To read the entire article, click here.

The Differences Between the Vaccines Matter

Hilda Bastian, The Atlantic: March 7, 2021


Public-health officials are enthusiastic about the new, single-shot COVID-19 vaccine from Johnson & Johnson, despite its having a somewhat lower efficacy at preventing symptomatic illness than other available options. Although clinical-trial data peg that rate at 72 percent in the United States, compared with 94 and 95 percent for the Moderna and Pfizer-BioNTech vaccines, many experts say we shouldn’t fixate on those numbers. Much more germane, they say, is the fact that the Johnson & Johnson shot, like the other two, is essentially perfect when it comes to preventing the gravest outcomes. “I’m super-pumped about this,” Virginia’s vaccine coordinator told The New York Times last weekend. “A hundred percent efficacy against deaths and hospitalizations? That’s all I need to hear.”

The same glowing message—that the COVID-19 vaccines are all equivalent, at least where it really counts—has been getting public-health officials and pundits super-pumped for weeks now. Its potential value for promoting vaccination couldn’t be more clear: We’ll all be better off, and this nightmare will be over sooner, if people know that the best vaccine of all is whichever one they can get the soonest. With that in mind, Vox has urged its readers to attend to “the most important vaccine statistic”—the fact that “there have been zero cases of hospitalization or death in clinical trials for all of these vaccines.” The physician and CNN medical analyst Leana Wen also made a point of noting that “all of the vaccines are essentially a hundred percent” in this regard. And half a dozen former members of President Joe Biden’s COVID-19 Advisory Board wrote in USA Today, “Varying ‘effectiveness’ rates miss the most important point: The vaccines were all 100% effective in the vaccine trials in stopping hospitalizations and death.”

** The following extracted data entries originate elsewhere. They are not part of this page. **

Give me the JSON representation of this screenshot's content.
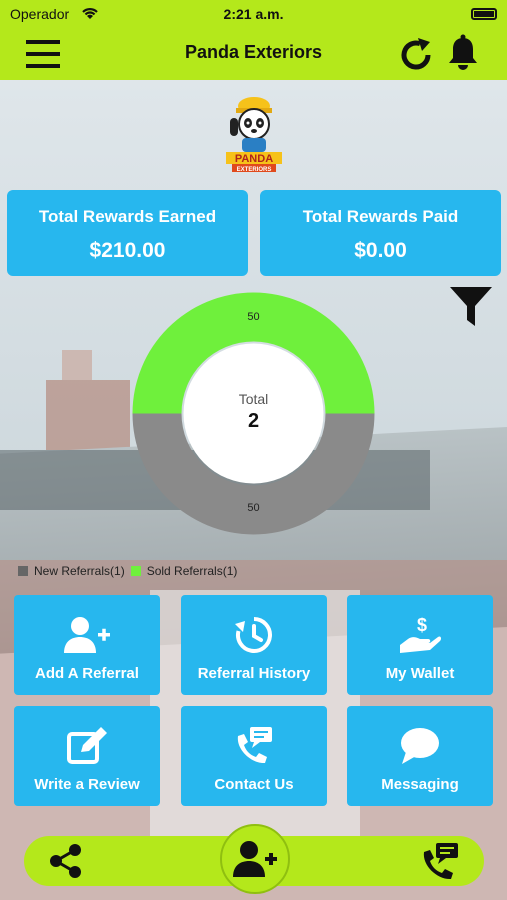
{
  "status_bar": {
    "carrier": "Operador",
    "time": "2:21 a.m."
  },
  "nav": {
    "title": "Panda Exteriors"
  },
  "logo": {
    "text": "PANDA EXTERIORS"
  },
  "rewards": {
    "earned_label": "Total Rewards Earned",
    "earned_value": "$210.00",
    "paid_label": "Total Rewards Paid",
    "paid_value": "$0.00"
  },
  "chart_data": {
    "type": "pie",
    "categories": [
      "New Referrals",
      "Sold Referrals"
    ],
    "values": [
      1,
      1
    ],
    "slice_labels": [
      "50",
      "50"
    ],
    "center_label": "Total",
    "center_value": "2",
    "colors": [
      "#8a8a8a",
      "#6ff03c"
    ]
  },
  "legend": {
    "new": "New Referrals(1)",
    "sold": "Sold Referrals(1)"
  },
  "actions": {
    "add_referral": "Add A Referral",
    "referral_history": "Referral History",
    "my_wallet": "My Wallet",
    "write_review": "Write a Review",
    "contact_us": "Contact Us",
    "messaging": "Messaging"
  },
  "colors": {
    "brand_green": "#b4e81b",
    "tile_blue": "#27b7ee"
  }
}
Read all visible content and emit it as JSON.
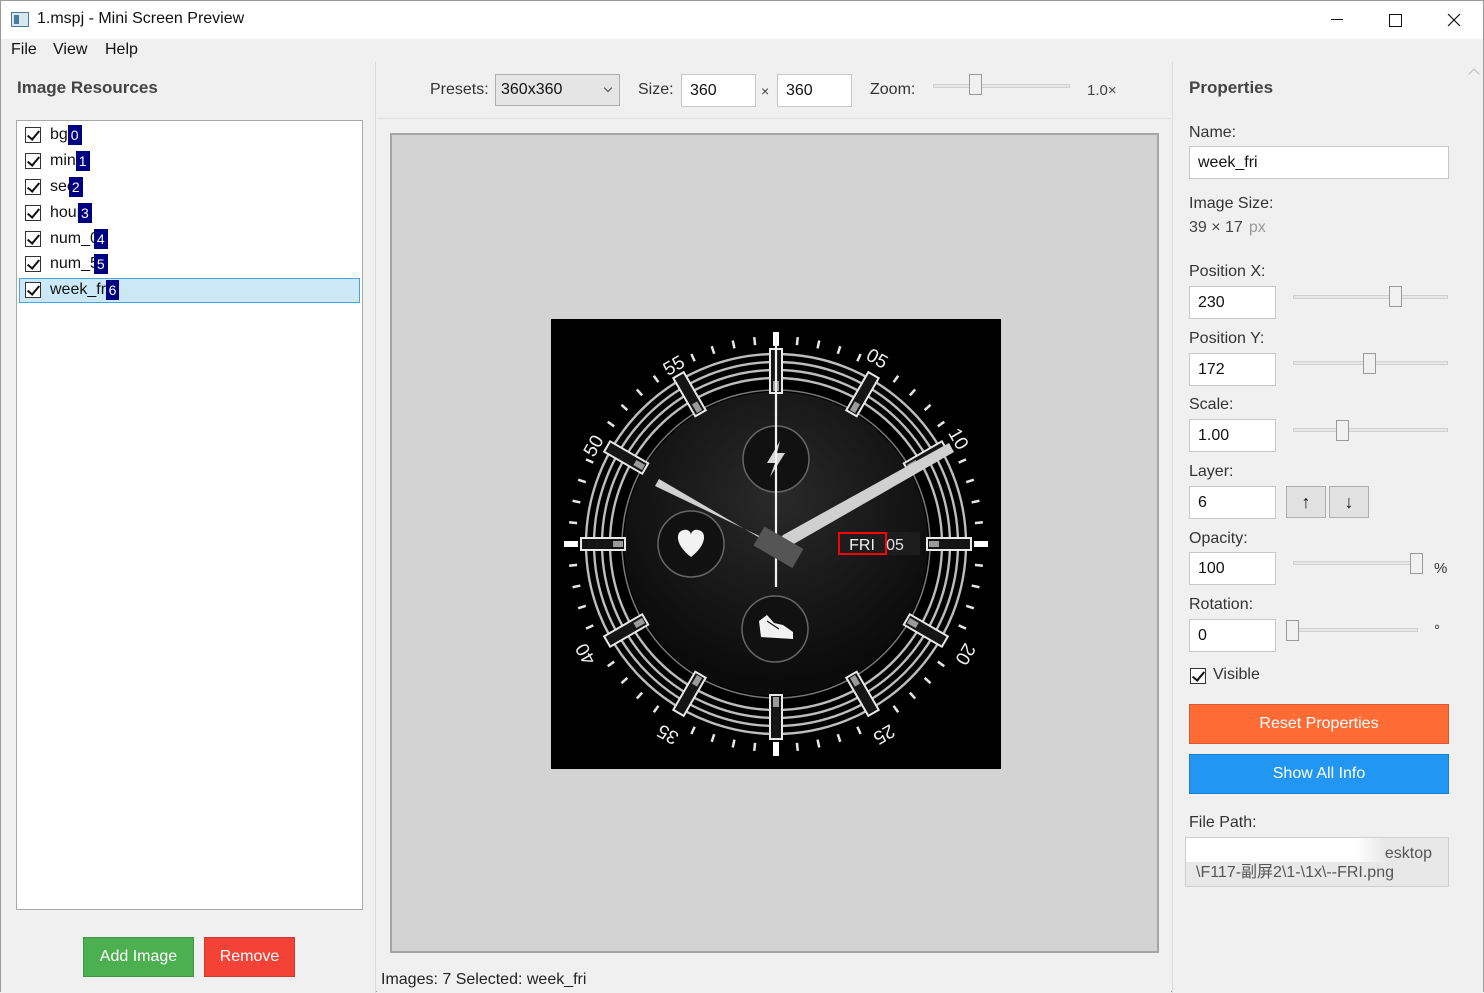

There’s a problem here. It’s certainly true that all three of the FDA-authorized vaccines are very good—amazing, even—at protecting people’s health. No one should refrain from seeking vaccination on the theory that any might be second-rate. But it’s also true that the COVID-19 vaccines aren’t all the same: Some are more effective than others at preventing illness, for example; some cause fewer adverse reactions; some are more convenient; some were made using more familiar methods and technologies. As for the claim that the vaccines have proved perfectly and equally effective at preventing hospitalization and death? It’s just not right.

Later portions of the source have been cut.